Any attempted assignment or transfer in violation of this section will be null and void. These Terms are binding upon and will inure to the benefit of the parties and their respective successors and permitted assigns. The failure of either party to enforce any right or provision of these Terms will not constitute a waiver of such right or provision. Nothing in these Terms will create or imply any agency, partnership, joint venture, or fiduciary relationship between the parties. Each party is an independent contractor and neither party has any authority to bind the other party. Any notice required or permitted under these Terms will be in writing and delivered by email, certified mail, or reputable courier service to the address specified in the Order or such other address as either party may designate by notice to the other party. Notice will be deemed effective upon receipt or refusal of delivery, if delivered personally; 24 hours after being sent by email; 48 hours after being sent by certified mail; or 72 hours after being sent by courier service.
Customer agrees not to use the Data for any unlawful, fraudulent, abusive, harassing, spamming, or otherwise inappropriate purposes. Customer agrees not to send unsolicited messages, advertisements, or solicitations to any recipients of the Data without their prior consent. Customer agrees not to violate any applicable laws or regulations regarding data protection, privacy, anti-spam, or consumer protection when using the Data. Customer agrees not to infringe any intellectual property rights or other rights of Leadsurf or any third parties when using the Data. Customer agrees not to expose Leadsurf to any legal liability or reputational harm when using the Data.
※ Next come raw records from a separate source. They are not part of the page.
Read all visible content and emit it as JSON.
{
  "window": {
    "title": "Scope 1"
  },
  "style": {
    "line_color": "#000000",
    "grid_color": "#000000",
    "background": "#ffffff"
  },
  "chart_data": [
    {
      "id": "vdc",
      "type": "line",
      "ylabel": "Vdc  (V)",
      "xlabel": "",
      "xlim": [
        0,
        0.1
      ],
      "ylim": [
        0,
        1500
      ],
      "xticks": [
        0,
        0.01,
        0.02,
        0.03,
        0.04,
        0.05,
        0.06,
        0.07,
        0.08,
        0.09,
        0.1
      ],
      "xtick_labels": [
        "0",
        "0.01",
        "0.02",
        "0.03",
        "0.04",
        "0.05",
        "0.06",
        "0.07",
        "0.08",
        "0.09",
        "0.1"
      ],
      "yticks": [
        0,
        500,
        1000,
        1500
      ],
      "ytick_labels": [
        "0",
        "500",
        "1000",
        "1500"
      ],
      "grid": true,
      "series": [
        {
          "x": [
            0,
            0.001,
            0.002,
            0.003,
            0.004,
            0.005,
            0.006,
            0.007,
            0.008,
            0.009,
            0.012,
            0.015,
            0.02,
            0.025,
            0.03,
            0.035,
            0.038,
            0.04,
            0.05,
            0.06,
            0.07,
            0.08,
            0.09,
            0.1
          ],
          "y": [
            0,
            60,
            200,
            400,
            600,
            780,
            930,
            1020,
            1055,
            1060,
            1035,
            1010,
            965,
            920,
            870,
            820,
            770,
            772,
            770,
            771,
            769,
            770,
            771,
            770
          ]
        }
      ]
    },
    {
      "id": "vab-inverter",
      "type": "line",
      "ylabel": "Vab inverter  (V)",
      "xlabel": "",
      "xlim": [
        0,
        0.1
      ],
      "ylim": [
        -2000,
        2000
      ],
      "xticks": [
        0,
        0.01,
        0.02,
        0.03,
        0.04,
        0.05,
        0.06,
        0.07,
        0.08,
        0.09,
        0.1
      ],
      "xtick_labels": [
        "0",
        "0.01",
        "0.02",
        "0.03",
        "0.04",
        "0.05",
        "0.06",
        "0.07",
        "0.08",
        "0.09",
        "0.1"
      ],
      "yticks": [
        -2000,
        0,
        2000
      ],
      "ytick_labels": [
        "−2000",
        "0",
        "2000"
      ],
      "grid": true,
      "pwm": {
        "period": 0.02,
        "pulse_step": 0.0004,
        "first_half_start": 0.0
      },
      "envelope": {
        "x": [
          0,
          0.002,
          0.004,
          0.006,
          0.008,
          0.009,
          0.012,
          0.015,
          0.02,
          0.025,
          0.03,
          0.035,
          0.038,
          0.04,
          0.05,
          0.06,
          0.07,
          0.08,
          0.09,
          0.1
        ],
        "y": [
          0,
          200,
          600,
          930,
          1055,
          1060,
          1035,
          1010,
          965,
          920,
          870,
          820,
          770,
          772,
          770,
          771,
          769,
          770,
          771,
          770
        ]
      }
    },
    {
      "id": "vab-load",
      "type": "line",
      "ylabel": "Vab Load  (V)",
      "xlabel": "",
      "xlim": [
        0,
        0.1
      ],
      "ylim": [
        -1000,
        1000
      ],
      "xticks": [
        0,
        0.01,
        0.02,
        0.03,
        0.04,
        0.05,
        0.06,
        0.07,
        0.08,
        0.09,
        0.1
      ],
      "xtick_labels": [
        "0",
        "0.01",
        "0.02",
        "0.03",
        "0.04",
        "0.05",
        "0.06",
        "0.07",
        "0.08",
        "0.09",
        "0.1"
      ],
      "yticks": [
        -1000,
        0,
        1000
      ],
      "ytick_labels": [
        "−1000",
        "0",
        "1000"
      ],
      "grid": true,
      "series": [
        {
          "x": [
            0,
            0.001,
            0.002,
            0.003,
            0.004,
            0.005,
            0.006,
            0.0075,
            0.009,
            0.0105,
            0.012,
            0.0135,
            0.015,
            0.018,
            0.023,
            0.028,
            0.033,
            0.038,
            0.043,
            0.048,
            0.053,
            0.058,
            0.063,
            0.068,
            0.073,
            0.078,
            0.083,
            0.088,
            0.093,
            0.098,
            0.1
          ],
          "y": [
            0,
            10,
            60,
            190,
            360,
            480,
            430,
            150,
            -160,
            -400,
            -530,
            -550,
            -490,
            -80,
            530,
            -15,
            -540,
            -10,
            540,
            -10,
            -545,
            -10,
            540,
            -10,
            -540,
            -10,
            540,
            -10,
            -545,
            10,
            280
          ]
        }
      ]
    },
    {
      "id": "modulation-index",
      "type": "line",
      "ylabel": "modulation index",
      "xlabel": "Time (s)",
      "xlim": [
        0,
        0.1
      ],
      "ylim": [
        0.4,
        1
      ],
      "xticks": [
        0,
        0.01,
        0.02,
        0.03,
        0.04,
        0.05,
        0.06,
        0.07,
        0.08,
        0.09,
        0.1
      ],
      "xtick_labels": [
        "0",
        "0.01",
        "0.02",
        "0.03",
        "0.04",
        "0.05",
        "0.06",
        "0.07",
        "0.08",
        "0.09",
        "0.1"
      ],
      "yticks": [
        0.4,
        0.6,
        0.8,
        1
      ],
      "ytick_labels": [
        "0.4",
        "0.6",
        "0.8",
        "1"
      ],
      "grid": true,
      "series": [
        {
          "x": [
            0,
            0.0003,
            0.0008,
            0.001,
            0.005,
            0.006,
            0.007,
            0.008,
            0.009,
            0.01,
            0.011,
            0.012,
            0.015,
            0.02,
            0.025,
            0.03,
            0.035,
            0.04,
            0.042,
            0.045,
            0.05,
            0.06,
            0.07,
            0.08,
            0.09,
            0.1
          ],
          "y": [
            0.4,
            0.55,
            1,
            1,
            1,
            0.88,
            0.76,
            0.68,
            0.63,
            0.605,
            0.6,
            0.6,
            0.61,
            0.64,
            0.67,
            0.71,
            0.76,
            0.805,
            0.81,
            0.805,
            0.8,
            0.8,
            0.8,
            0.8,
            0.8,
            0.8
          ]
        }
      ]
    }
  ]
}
If Leadsurf receives any complaints from any recipients of the Data or any authorities regarding Customer’s misuse of the Data, Leadsurf reserves the right to investigate such complaints and take appropriate actions, including but not limited to terminating Customer’s license to use the Data, reporting Customer’s misconduct to relevant authorities, and seeking legal remedies against Customer. Leadsurf also reserves the right to charge Customer a fine or penalty for each instance of data misuse, as determined by Leadsurf in its sole discretion, based on the severity and frequency of Customer’s violations. The fine or penalty may range from $5000 to $10000, depending on the applicable laws and regulations and the extent of damage caused by Customer’s misuse of the Data.